The experiment is a two factorial block design; factorial meaning that each treatment is cross-matched with all other possible treatment combinations giving eight stressor combinations (heated, unheated, heated + nutrients, unheated + nutrients, heated + flushing, unheated + flushing, heated + nutrients + flushing and unheated + nutrients + flushing), block meaning that each of these eight treatments are randomly assigned to one tank in each block (or row) of eight tanks. We have four blocks (see below) which makes four replicates of each stressor combination and 32 tanks in total.
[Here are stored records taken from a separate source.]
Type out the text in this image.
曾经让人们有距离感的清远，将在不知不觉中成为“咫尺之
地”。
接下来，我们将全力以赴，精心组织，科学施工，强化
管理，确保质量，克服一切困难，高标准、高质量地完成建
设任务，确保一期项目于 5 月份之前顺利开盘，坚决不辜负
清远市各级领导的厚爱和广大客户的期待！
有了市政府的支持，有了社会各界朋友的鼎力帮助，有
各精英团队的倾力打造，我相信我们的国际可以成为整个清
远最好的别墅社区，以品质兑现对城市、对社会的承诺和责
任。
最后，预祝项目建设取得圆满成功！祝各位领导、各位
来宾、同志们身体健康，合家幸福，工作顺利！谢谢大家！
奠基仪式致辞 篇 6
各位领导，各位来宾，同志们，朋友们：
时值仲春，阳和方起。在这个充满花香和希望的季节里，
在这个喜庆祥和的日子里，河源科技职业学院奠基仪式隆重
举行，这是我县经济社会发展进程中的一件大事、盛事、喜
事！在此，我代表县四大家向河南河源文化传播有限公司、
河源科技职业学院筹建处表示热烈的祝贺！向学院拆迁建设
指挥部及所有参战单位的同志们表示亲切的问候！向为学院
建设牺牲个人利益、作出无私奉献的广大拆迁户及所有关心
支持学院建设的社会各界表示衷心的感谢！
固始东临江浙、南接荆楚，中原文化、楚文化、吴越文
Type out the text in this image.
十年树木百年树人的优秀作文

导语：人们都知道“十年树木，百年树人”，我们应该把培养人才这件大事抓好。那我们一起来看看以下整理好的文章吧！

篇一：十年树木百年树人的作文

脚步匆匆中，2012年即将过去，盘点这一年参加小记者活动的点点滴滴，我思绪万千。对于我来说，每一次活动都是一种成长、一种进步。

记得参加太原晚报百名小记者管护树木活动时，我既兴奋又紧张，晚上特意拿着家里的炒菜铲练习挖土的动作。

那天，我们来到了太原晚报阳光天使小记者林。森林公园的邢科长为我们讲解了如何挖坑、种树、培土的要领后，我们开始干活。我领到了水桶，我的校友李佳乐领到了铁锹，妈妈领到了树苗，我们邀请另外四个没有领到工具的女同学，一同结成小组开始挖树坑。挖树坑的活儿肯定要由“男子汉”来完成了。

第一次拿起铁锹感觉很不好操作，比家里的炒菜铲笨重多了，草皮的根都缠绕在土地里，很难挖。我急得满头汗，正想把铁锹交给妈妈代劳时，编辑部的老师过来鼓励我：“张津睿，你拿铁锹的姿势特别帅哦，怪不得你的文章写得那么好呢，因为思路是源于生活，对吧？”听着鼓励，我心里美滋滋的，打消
Heated + Nutrients (average): 295 μg L-1
Unheated (average): 60 μg L-1
Here comes the time to make some sweeping generalisations from one sampling date based on some colour charts (and some data too): nutrients support higher algal growth (the 16 tanks to the left) than tanks without nutrient enrichment. It is already generally accepted that nutrients are a strong driver for increased algal growth, especially cyanobacteria; this makes sense, as nutrients are essential for growth. It is also thought that warming also increases algal growth again especially cyanobacteria, the reasons for this are far more complex but it can be seen here that heated tanks seem to have more growth than unheated tanks (without nutrients). But do these single treatments and multiple treatments favour cyanobacteria over other algae? Time at the microscope and some data crunching will soon tell.
The real crux of the matter (of the experiment) is to understand how cyanobacteria respond to combinations of these stressors (treatments) because real lakes can be subjected to nutrient enrichment, warming or changes in flushing rates all at the same time. In the past research has focused on the response of cyanobacteria to individual stressors, and so this experiment along with other the other factorial mesocosm experiments, time series analysis and European scale analysis of the MARS project will contribute to our limited knowledge of how aquatic systems will respond to multiple stressors.